Minister of Industry and Commerce
- In office 30 October 1969 – 23 February 1970
- Preceded by: Macedo Soares
- Succeeded by: Pratini de Moraes

Personal details
- Born: Fábio Riodi Yassuda 30 August 1922 Pindamonhangaba, São Paulo, Brazil
- Died: 19 June 2011 (aged 88) São Paulo, Brazil

= Fábio Yassuda =

Brazilian politician

Fábio Riodi Yassuda (Japanese: 安田 良治 [Yasuda Ryōji]; 30 August 1922 – 29 June 2011) was a Brazilian politician. He was the first Brazilian government minister of Japanese descent.

== Biography ==
Yassuda was born on 30 August 1922 in Pindamonhangaba, São Paulo, the son of topographer Rioiti Yassuda, who had been based out of the region since the mid-1910s. He was educated in rural schools, developing a liking towards agriculture. In 1939, he moved to Piracicaba to study at the College of Agriculture, University of São Paulo. He worked at the Agricultural Cooperative of Cotia, where he was the director, director-general, and superintendent director of the cooperative.
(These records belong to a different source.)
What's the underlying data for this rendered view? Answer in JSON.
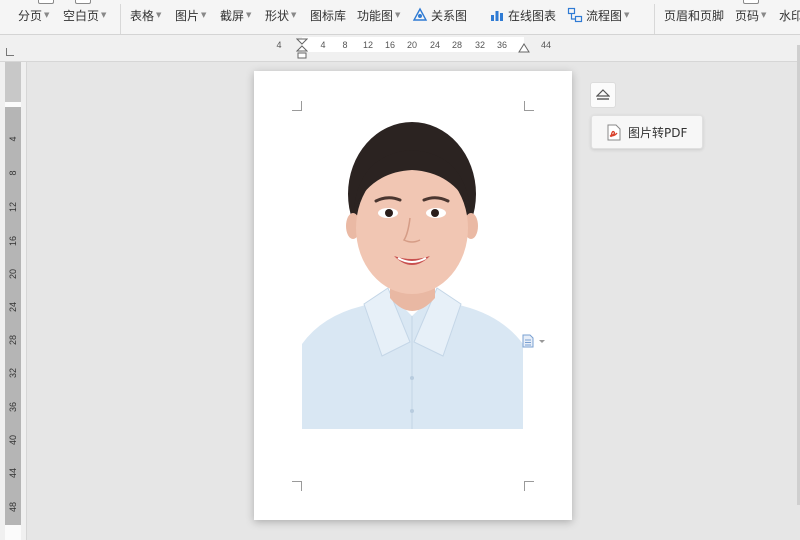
{
  "ribbon": {
    "items": [
      {
        "label": "分页",
        "dropdown": true
      },
      {
        "label": "空白页",
        "dropdown": true
      },
      {
        "label": "表格",
        "dropdown": true
      },
      {
        "label": "图片",
        "dropdown": true
      },
      {
        "label": "截屏",
        "dropdown": true
      },
      {
        "label": "形状",
        "dropdown": true
      },
      {
        "label": "图标库",
        "dropdown": false
      },
      {
        "label": "功能图",
        "dropdown": true
      },
      {
        "label": "关系图",
        "dropdown": false,
        "icon": "relation-diagram-icon"
      },
      {
        "label": "在线图表",
        "dropdown": false,
        "icon": "online-chart-icon"
      },
      {
        "label": "流程图",
        "dropdown": true,
        "icon": "flowchart-icon"
      },
      {
        "label": "页眉和页脚",
        "dropdown": false
      },
      {
        "label": "页码",
        "dropdown": true
      },
      {
        "label": "水印",
        "dropdown": false
      }
    ]
  },
  "ruler": {
    "horizontal": [
      "4",
      "4",
      "8",
      "12",
      "16",
      "20",
      "24",
      "28",
      "32",
      "36",
      "44"
    ],
    "vertical": [
      "4",
      "8",
      "12",
      "16",
      "20",
      "24",
      "28",
      "32",
      "36",
      "40",
      "44",
      "48"
    ]
  },
  "float_buttons": {
    "pdf_label": "图片转PDF"
  },
  "colors": {
    "accent": "#2f7bd4",
    "pdf_red": "#d9402b",
    "shirt": "#d9e7f3"
  }
}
In the 1960s, Carlos Lacerda attempted to convince Yassuda to accept the position in his government to become the Secretary of the Economy of the State of Guanabara. Yassuda requested for Lacerda to convince the Agriculture Cooperative he worked at to relieve him of his duties. He alleged that he did not want to leave and create conflict with other members of the cooperative. Afterwards, he convinced the director's board of the cooperative to not relieve him. Lacerda still went to Cotia two times to convince the directors, but was denied. The mayor of the city of São Paulo, José Vicente Faria Lima, also attempted to have Yassuda leave, without success.
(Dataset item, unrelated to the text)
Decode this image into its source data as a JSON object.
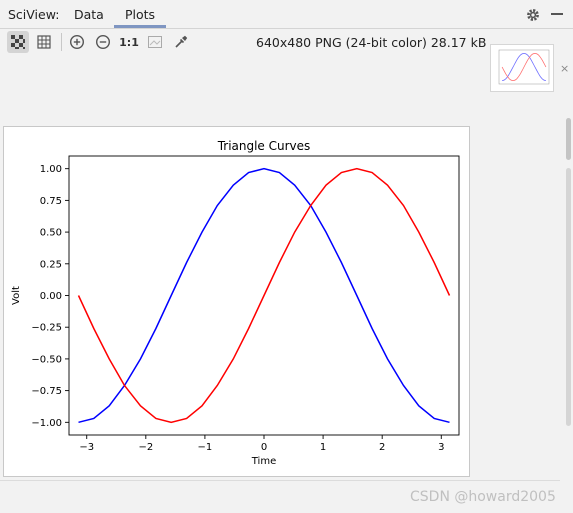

In 1969, during Paulo Maluf's time as São Paulo, Yassuda was nominated by the Military Dictatorship's National Information Service to become the Secretary of Supply for the municipal government of São Paulo, after a coronel had said to Yassuda's friends that he would either go work for the government or be arrested. Shortly afterwards, it was president Emílio Garrastazu Médici who convinced him to "provide services for the revolution" as Minister of Agriculture. However, the tensions between the dictatorship's plans and his upbringing as a nikkei with regards to agriculture ended with him being appointed as the Minister of Industry and Commerce during the Médici. He served from 30 October 1969 to 23 February 1970, the first nikkei to become a government minister in Brazil.

After his brief political career, he dedicated himself to his own initiatives until 1976. He bought a boat that had been anchored in Paraty, Rio de Janeiro, which also served as his residence for ten years as he sailed the Brazilian coast.